= Hou Fusheng =

Chinese petroleum and chemical engineer

Hou Fusheng (侯芙生; 28 November 1923 – 31 October 2018) was a Chinese petroleum and chemical engineer. He served as deputy chief engineer of Sinopec and was an academician of the Chinese Academy of Engineering.

== Biography ==
Hou was born 28 November 1923 in Wuxi, Jiangsu, China, and attended school in nearby Shanghai. In 1941, when he was in the 12th grade, the Pacific War broke out and the Japanese occupied the Shanghai International Settlement. Unwilling to live under Japanese rule, he left Shanghai for the mountainous region of Fujian. The train he took was bombed by the Japanese in western Zhejiang, and he had to walk the rest of the way to Fujian. In 1943, he was admitted by National Jinan University, which had relocated from Shanghai to Jianyang, Fujian because of the war.

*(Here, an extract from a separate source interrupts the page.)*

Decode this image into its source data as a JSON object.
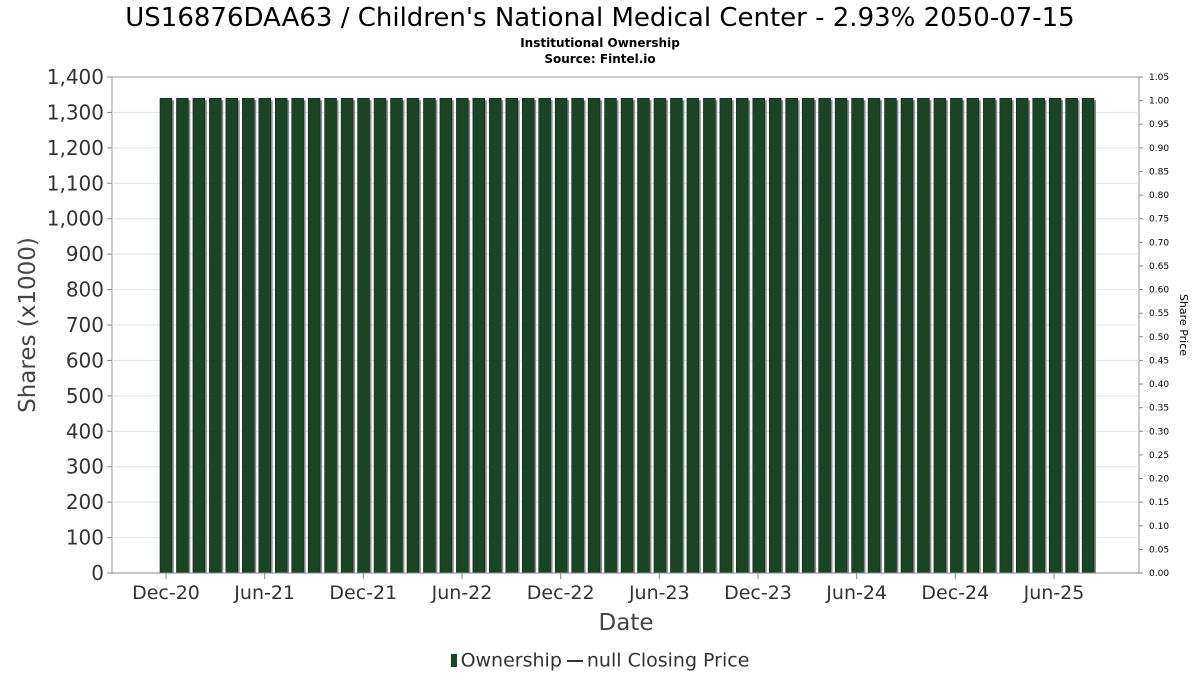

After graduating in 1947 from Jinan University with a B.Sc. degree in chemistry, he spent most of his career in the petroleum industry. He participated in many major projects and served as chief engineer of the Northeast No. 10 Petroleum Works, chief engineer of the Production Department of the Ministry of Petroleum, and deputy chief engineer of the Chinese petroleum giant Sinopec.

He published more than 80 research articles and four books. He was elected an academician of the Chinese Academy of Engineering in 1995.

Hou died on 31 October 2018, at the age of 94.